Con esta película nació la frase que la acompañaría de por vida y que ha perpetuado la leyenda. Y es que no hubo un animal más bello en el mundo. Su apariencia puede resultar fría en una primera impresión, pero con un solo parpadeo o movimiento de su boca perfecta sabes que su interior es magma en inquietante movimiento.
Como su personaje de María Vargas, Ava Lavinia abandonó Hollywood para vivir en Madrid, lejos de las estrictas reglas que imponían los grandes estudios, trasnochar, beber, vivir y llevarse a la cama a todos los hombres que le apeteció, incluido al guapo Luis Miguel Dominguín. En otra de sus grandes películas, La noche de la iguana, volvía a interpretar a una mujer completamente libre en una época en la que no estaba bien visto hacer lo que te daba la real gana si tu defecto era haber nacido sin pene.
«Si Ava hubiese sido una gran actriz como Garbo compartirían ambas una misma frustración por no haber dado de ellas mismas un mínimo de lo que, indudablemente, podía dar. Esos rostros que se acercaron por momento a la sublimidad de las mejores pasiones no tuvieron la oportunidad de expresar las grandes conquistas del espíritu. Esos labios prodigiosos tuvieron que resignarse o no abrirse nunca para exponer las mejores palabras del intelecto humano. Se limitaron a ser portavoces de una tontería impuesta, de una mediocridad que, sin embargo, no les impidió elevarse a la categoría de divinidades del nuevo Olimpo. Pero la luz de ambas resplandeció más allá de tantas imposibilidades.

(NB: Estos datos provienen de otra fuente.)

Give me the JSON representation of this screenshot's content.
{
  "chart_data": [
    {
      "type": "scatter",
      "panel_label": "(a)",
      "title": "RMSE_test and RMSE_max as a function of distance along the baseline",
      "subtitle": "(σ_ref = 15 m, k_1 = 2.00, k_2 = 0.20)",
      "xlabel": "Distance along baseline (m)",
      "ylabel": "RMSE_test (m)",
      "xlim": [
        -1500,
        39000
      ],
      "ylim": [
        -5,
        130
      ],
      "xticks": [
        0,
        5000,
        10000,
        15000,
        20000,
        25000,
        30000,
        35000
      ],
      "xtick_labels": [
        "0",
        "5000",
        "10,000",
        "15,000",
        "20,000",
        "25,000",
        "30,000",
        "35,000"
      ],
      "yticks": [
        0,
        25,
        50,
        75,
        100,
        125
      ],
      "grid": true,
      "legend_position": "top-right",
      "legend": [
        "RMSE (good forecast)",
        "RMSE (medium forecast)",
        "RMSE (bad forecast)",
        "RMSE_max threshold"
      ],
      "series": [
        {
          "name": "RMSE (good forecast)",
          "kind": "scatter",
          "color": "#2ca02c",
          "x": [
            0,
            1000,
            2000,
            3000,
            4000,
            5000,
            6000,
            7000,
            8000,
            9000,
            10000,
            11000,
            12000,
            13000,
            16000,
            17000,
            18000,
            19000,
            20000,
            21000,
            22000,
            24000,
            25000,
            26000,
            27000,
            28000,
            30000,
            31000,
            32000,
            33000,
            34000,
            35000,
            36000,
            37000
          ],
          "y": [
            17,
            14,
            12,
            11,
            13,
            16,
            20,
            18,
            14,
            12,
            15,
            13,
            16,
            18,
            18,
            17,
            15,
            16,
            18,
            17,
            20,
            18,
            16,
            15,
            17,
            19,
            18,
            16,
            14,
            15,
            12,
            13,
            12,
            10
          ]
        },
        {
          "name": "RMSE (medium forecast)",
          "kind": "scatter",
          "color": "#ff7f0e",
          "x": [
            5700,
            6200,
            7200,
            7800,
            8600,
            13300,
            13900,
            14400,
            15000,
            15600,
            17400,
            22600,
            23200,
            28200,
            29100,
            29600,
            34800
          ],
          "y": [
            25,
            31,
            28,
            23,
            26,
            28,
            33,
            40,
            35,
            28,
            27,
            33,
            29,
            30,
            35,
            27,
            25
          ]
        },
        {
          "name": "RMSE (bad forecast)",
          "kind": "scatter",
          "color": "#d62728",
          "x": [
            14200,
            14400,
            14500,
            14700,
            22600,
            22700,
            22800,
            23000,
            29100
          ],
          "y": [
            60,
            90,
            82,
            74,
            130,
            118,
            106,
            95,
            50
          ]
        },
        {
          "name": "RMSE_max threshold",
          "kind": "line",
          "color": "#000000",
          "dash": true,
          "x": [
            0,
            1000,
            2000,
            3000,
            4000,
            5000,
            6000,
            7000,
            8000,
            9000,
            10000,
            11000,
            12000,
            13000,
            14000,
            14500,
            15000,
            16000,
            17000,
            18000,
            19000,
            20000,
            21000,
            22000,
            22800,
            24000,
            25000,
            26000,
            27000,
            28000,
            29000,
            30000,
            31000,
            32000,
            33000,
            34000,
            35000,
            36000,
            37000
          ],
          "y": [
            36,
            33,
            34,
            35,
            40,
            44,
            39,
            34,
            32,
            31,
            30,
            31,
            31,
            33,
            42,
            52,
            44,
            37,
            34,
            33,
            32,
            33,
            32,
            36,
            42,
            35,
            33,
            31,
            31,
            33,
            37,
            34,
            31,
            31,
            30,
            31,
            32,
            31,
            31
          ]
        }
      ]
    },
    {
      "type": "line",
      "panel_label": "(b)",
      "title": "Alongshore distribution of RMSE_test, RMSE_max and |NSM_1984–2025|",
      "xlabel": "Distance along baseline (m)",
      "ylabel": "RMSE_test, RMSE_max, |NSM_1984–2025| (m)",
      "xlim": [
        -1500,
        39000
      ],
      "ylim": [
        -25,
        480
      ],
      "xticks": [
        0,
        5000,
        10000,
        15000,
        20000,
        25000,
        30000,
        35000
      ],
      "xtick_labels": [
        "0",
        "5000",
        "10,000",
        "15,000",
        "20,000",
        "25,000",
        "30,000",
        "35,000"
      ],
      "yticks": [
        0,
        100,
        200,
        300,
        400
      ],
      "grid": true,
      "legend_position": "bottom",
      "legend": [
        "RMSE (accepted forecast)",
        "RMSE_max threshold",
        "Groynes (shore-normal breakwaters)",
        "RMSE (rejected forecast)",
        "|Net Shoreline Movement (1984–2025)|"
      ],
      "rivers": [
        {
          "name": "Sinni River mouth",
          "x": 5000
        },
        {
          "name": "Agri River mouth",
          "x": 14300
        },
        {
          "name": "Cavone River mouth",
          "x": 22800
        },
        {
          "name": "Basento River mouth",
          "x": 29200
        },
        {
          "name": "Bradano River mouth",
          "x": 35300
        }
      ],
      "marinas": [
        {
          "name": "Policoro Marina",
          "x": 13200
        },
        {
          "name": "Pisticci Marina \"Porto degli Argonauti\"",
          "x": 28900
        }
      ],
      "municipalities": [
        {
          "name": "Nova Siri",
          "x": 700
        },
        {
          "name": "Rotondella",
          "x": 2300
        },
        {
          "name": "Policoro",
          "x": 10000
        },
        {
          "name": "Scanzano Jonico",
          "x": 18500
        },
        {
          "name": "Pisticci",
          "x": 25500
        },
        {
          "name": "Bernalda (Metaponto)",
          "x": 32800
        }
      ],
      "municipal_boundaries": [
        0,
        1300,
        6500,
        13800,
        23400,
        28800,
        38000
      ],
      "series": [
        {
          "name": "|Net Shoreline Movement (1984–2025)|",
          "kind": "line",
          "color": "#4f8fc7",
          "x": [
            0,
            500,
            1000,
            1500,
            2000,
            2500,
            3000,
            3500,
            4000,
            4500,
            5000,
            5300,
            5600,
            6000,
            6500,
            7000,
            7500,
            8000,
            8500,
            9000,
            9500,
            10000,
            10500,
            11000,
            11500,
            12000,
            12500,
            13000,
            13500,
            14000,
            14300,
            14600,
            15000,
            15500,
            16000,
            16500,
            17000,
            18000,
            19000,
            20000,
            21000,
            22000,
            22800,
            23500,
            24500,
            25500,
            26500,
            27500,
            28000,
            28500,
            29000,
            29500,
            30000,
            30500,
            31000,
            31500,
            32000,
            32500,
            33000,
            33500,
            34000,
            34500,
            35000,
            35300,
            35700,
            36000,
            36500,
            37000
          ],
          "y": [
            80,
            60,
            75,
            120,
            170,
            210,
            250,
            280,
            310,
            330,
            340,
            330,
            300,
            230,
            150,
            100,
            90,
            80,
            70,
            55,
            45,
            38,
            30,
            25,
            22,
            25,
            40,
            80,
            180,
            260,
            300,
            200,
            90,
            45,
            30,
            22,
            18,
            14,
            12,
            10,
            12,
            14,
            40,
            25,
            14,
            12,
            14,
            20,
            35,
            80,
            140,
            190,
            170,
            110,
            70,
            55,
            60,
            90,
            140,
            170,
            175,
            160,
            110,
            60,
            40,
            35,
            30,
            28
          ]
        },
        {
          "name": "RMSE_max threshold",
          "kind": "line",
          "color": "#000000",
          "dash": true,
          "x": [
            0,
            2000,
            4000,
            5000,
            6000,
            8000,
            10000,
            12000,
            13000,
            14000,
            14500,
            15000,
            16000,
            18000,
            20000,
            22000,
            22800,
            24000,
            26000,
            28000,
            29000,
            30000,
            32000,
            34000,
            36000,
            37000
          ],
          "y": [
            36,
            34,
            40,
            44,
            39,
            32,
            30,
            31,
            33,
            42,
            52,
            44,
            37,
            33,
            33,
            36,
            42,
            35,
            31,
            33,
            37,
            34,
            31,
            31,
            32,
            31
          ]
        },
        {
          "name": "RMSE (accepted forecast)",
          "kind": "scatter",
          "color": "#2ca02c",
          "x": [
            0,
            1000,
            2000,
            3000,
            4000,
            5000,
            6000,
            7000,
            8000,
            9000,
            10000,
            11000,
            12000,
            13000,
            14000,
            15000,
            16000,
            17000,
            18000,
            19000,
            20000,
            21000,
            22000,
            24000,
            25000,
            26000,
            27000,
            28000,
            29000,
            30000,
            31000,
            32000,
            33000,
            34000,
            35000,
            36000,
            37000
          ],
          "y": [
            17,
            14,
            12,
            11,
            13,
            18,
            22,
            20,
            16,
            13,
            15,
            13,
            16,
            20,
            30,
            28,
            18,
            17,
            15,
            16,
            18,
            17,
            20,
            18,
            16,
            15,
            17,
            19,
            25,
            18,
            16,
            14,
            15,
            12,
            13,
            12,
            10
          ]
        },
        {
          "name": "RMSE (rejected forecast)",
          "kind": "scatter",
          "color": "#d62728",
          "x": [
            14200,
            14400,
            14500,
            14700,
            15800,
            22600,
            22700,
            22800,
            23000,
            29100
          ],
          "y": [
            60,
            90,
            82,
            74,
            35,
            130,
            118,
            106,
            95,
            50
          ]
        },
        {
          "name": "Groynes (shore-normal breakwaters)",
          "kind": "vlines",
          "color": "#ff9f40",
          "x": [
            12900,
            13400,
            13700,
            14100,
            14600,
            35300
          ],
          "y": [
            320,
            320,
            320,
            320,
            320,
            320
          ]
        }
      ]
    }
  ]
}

Y esta luz es la que permanece en el recuerdo y lo domina», así describe Terenci Moix la lucha que mantuvo Gardner contra quienes sólo la querían considerar símbolo del deseo.
Pero resulta imposible convertirse en un icono imborrable a pesar del paso del tiempo si detrás de esa belleza inquietante se abre el abismo de la nada. Supongo que algo parecido le sucedió a Marilyn, ávida lectora, amada por un intelectual como Arthur Miller. Cuentan que Ava siempre huyó de los estereotipos, de las convenciones, de las sofisticaciones que eran sólo apariencia y que remató sus días en Londres en una soledad elegida, dedicándose a pasear y a leer.
Moix, gran cinéfilo y admirador de la actriz estadounidense, concluye en Mis inmortales del cine: «Su rebeldía transmitió una arrolladora furia de vivir. Algo insólito para la esfinge que a menudo representó. Y así como muchas esfinges se llevan sus secretos a la tumba. Ava dejó para el recuerdo una lista de declaraciones de principios. En primer lugar, su empecinada lucha por la libertad total, antepuesta incluso a la conservación de un físico esplendoroso, del que en algunos momentos, renegó como si fuera una maldición«.
No puede ser más cierto eso de que es mejor sugerir que enseñar. Ella lo hizo a la perfección, reafirmándose a través de una de sus frases del guión de La condesa descalza, donde huía de la alta sociedad y la industria del cine: «Mi vida no le importa a nadie. Vivo como quiero y así seguiré». Y precisamente por esta frase mi admiración por la diva continúa intacta.